For players like Wesley Bryan, this week’s Bubble Boy at No. 125 on the FedEx Cup Fall points standings, the RSM Classic at Sea Island Resort in St. Simons Island, Georgia, represents the end of the line to secure full exempt status for next season on the PGA Tour.

This is the final of eight Fall events for players to work their way into the top 125 (Nos. 126-150 receive conditional status). Otherwise it is a trip to Q-School or a demotion to the Korn Ferry Tour. Jobs are on the line this week but for the defending champion Ludvig Aberg, this week marks more of a new beginning.

The 25-year-old Swede capped off a remarkable rookie campaign last year by winning the RSM Classic in just his 11th professional start and doing so in record fashion: tying the Tour’s 72-hole low scoring mark of 29-under 253.

RSM: Thursday tee times | Odds, course history

Aberg avoided a sophomore slump, finishing second at the AT&T Pebble Beach Pro-Am and the Masters and finishing 16th at the Tour Championship in August, but he also dealt with a left knee injury that required arthroscopic surgery to repair a torn meniscus on Sept. 5 in New York. Aberg’s title defense marks his first start in three months and his longest stretch without playing golf.
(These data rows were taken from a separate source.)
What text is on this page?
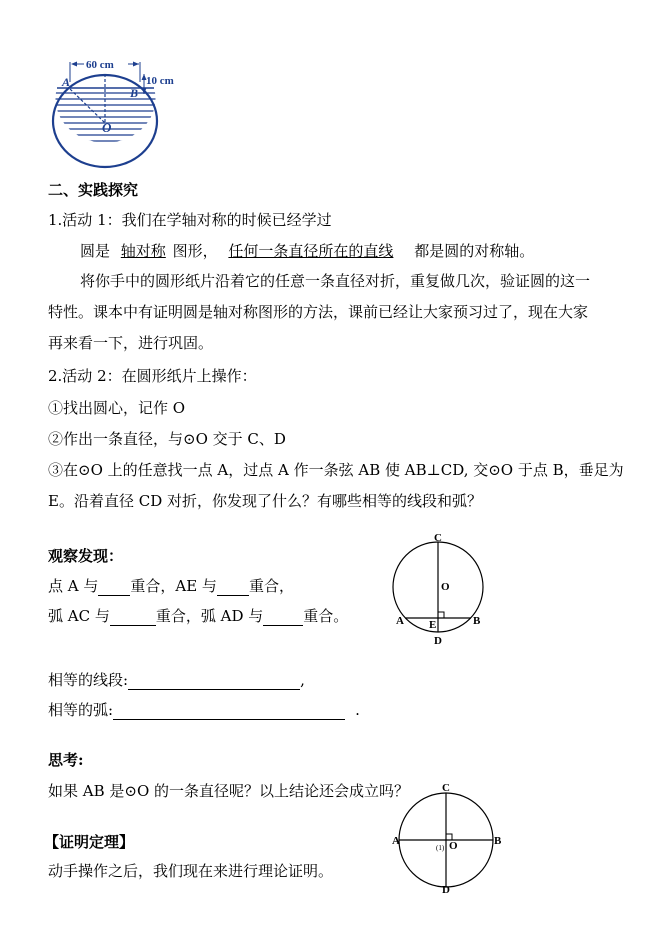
60 cm
10 cm
A
B
O
二、实践探究
1.活动 1：我们在学轴对称的时候已经学过
圆是 轴对称 图形， 任何一条直径所在的直线 都是圆的对称轴。
将你手中的圆形纸片沿着它的任意一条直径对折，重复做几次，验证圆的这一
特性。课本中有证明圆是轴对称图形的方法，课前已经让大家预习过了，现在大家
再来看一下，进行巩固。
2.活动 2：在圆形纸片上操作：
①找出圆心，记作 O
②作出一条直径，与⊙O 交于 C、D
③在⊙O 上的任意找一点 A，过点 A 作一条弦 AB 使 AB⊥CD, 交⊙O 于点 B，垂足为
E。沿着直径 CD 对折，你发现了什么？有哪些相等的线段和弧？
观察发现：
点 A 与 重合，AE 与 重合，
弧 AC 与	重合，弧 AD 与	重合。
相等的线段:	,
相等的弧:	.
C
O
A E	B
D
思考:
如果 AB 是⊙O 的一条直径呢？以上结论还会成立吗？	C
A
(1) O	B
D
【证明定理】
动手操作之后，我们现在来进行理论证明。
“It’s been quite nice. I had surgery on my knee, so I had about four weeks off from golf. The first two weeks I did not miss it at all, I’m not gonna lie, but last couple of weeks it’s been itching in my fingers quite a bit. So it’s been nice to get back into practicing, playing a lot more at home,” Aberg said on Tuesday during his pre-tournament interview.

Aberg withdrew from the Wells Fargo Championship in May, citing a knee injury, and after consulting with doctors continued to play the rest of the season knowing that surgery was in the cards. But he conceded that it hindered his game the back half of the FedEx Cup regular season and playoffs at least on the greens.
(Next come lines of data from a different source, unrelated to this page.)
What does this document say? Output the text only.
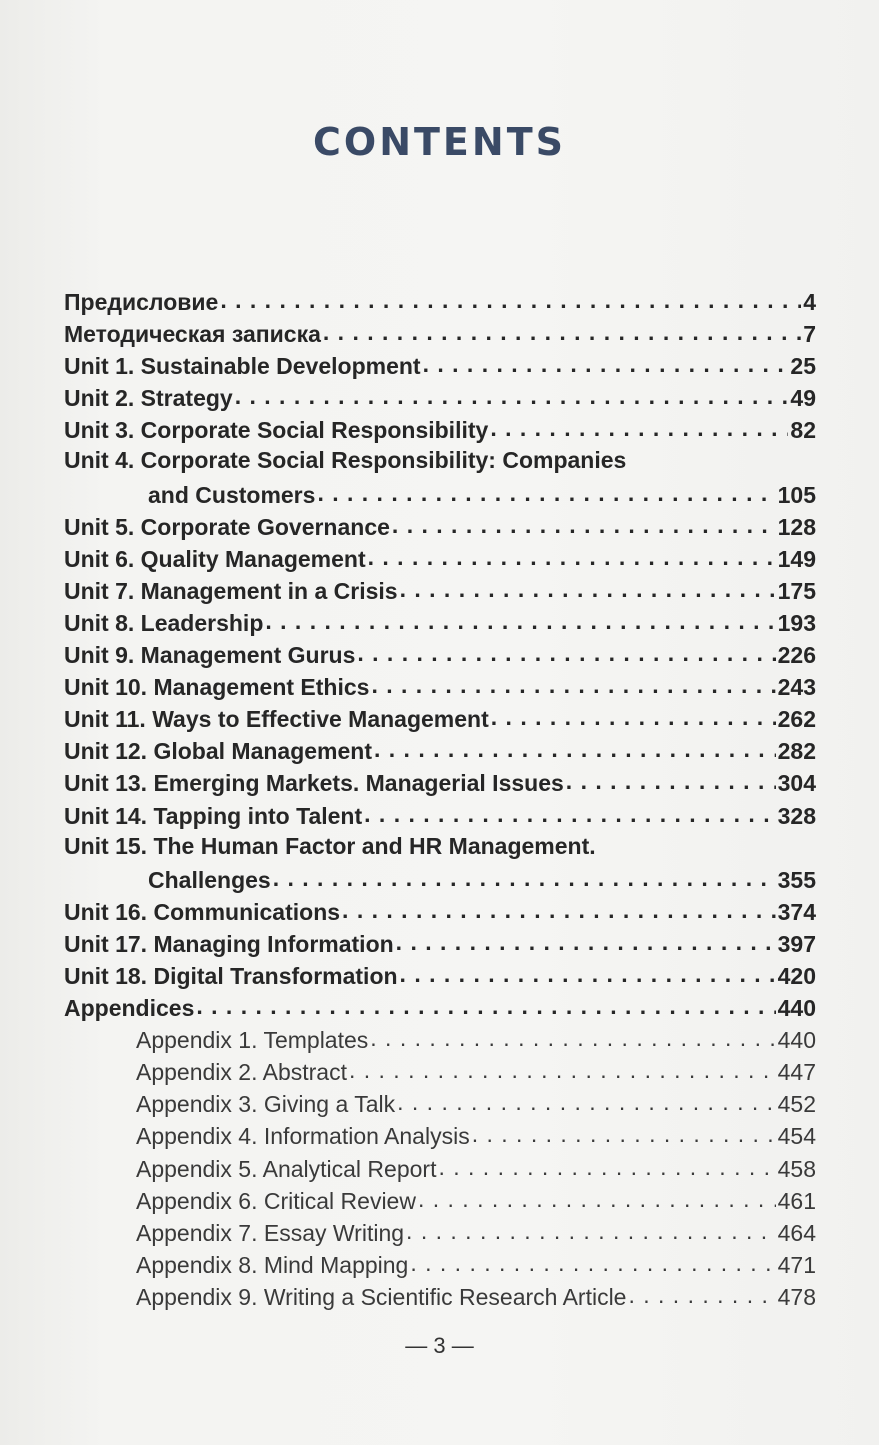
CONTENTS
Предисловие . . .	4
Методическая записка . . .	7
Unit 1. Sustainable Development . . .	25
Unit 2. Strategy . . .	49
Unit 3. Corporate Social Responsibility . . .	82
Unit 4. Corporate Social Responsibility: Companies
and Customers . . .	105
Unit 5. Corporate Governance . . .	128
Unit 6. Quality Management . . .	149
Unit 7. Management in a Crisis . . .	175
Unit 8. Leadership . . .	193
Unit 9. Management Gurus . . .	226
Unit 10. Management Ethics . . .	243
Unit 11. Ways to Effective Management . . .	262
Unit 12. Global Management . . .	282
Unit 13. Emerging Markets. Managerial Issues . . .	304
Unit 14. Tapping into Talent . . .	328
Unit 15. The Human Factor and HR Management.
Challenges . . .	355
Unit 16. Communications . . .	374
Unit 17. Managing Information . . .	397
Unit 18. Digital Transformation . . .	420
Appendices . . .	440
Appendix 1. Templates . . .	440
Appendix 2. Abstract . . .	447
Appendix 3. Giving a Talk . . .	452
Appendix 4. Information Analysis . . .	454
Appendix 5. Analytical Report . . .	458
Appendix 6. Critical Review . . .	461
Appendix 7. Essay Writing . . .	464
Appendix 8. Mind Mapping . . .	471
Appendix 9. Writing a Scientific Research Article . . .	478
— 3 —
“I couldn’t read the putts the way I wanted to. I couldn’t really squat down, that’s when it really hurt,” he explained.

After undergoing surgery on his left knee, he spent the first couple weeks in New York doing rehab and seeing the sites.

“Luckily, I was still able to walk, so me and my girlfriend were in New York and we were doing the city a little bit and kind of acting like tourists, so that was fun. Then we bought a new house and it’s been a lot of house stuff lately.”
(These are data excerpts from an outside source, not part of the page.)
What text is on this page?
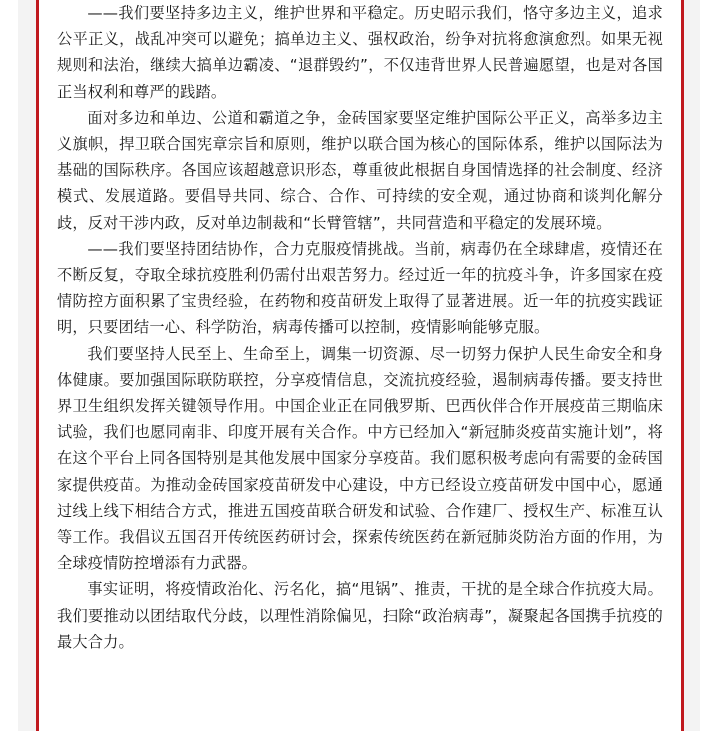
——我们要坚持多边主义，维护世界和平稳定。历史昭示我们，恪守多边主义，追求公平正义，战乱冲突可以避免；搞单边主义、强权政治，纷争对抗将愈演愈烈。如果无视规则和法治，继续大搞单边霸凌、“退群毁约”，不仅违背世界人民普遍愿望，也是对各国正当权利和尊严的践踏。

面对多边和单边、公道和霸道之争，金砖国家要坚定维护国际公平正义，高举多边主义旗帜，捍卫联合国宪章宗旨和原则，维护以联合国为核心的国际体系，维护以国际法为基础的国际秩序。各国应该超越意识形态，尊重彼此根据自身国情选择的社会制度、经济模式、发展道路。要倡导共同、综合、合作、可持续的安全观，通过协商和谈判化解分歧，反对干涉内政，反对单边制裁和“长臂管辖”，共同营造和平稳定的发展环境。

——我们要坚持团结协作，合力克服疫情挑战。当前，病毒仍在全球肆虐，疫情还在不断反复，夺取全球抗疫胜利仍需付出艰苦努力。经过近一年的抗疫斗争，许多国家在疫情防控方面积累了宝贵经验，在药物和疫苗研发上取得了显著进展。近一年的抗疫实践证明，只要团结一心、科学防治，病毒传播可以控制，疫情影响能够克服。

我们要坚持人民至上、生命至上，调集一切资源、尽一切努力保护人民生命安全和身体健康。要加强国际联防联控，分享疫情信息，交流抗疫经验，遏制病毒传播。要支持世界卫生组织发挥关键领导作用。中国企业正在同俄罗斯、巴西伙伴合作开展疫苗三期临床试验，我们也愿同南非、印度开展有关合作。中方已经加入“新冠肺炎疫苗实施计划”，将在这个平台上同各国特别是其他发展中国家分享疫苗。我们愿积极考虑向有需要的金砖国家提供疫苗。为推动金砖国家疫苗研发中心建设，中方已经设立疫苗研发中国中心，愿通过线上线下相结合方式，推进五国疫苗联合研发和试验、合作建厂、授权生产、标准互认等工作。我倡议五国召开传统医药研讨会，探索传统医药在新冠肺炎防治方面的作用，为全球疫情防控增添有力武器。

事实证明，将疫情政治化、污名化，搞“甩锅”、推责，干扰的是全球合作抗疫大局。我们要推动以团结取代分歧，以理性消除偏见，扫除“政治病毒”，凝聚起各国携手抗疫的最大合力。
Aberg previously had been renting a room from fellow countryman and Tour pro Vincent Norrman in Tallahassee, Florida, but purchased a place with his girlfriend in Ponte Vedra Beach, Florida, not far from TPC Sawgrass and the Tour’s Global Headquarters. Of becoming a homeowner, he joked, “kind of getting old and getting a lot of grownup points in that space.”

Aberg made the short drive across the Georgia border to this picturesque corner of southern Georgia – halfway between Savannah and Jacksonville, Florida – where he not only won the RSM Classic but also the Jones Cup, one of the premiere amateur events in the country. Can he recapture his usual magic in the Golden Isles?

“I feel 100 percent, otherwise I wouldn’t be here,” he said. “And yeah, I had about four weeks off from playing golf, I didn’t touch a golf club. Started hitting short pitches and wedges at first and then to kind of load it a little bit more and put more pressure on it. Now I’m actually a little bit stronger now than I was before, so that’s good.”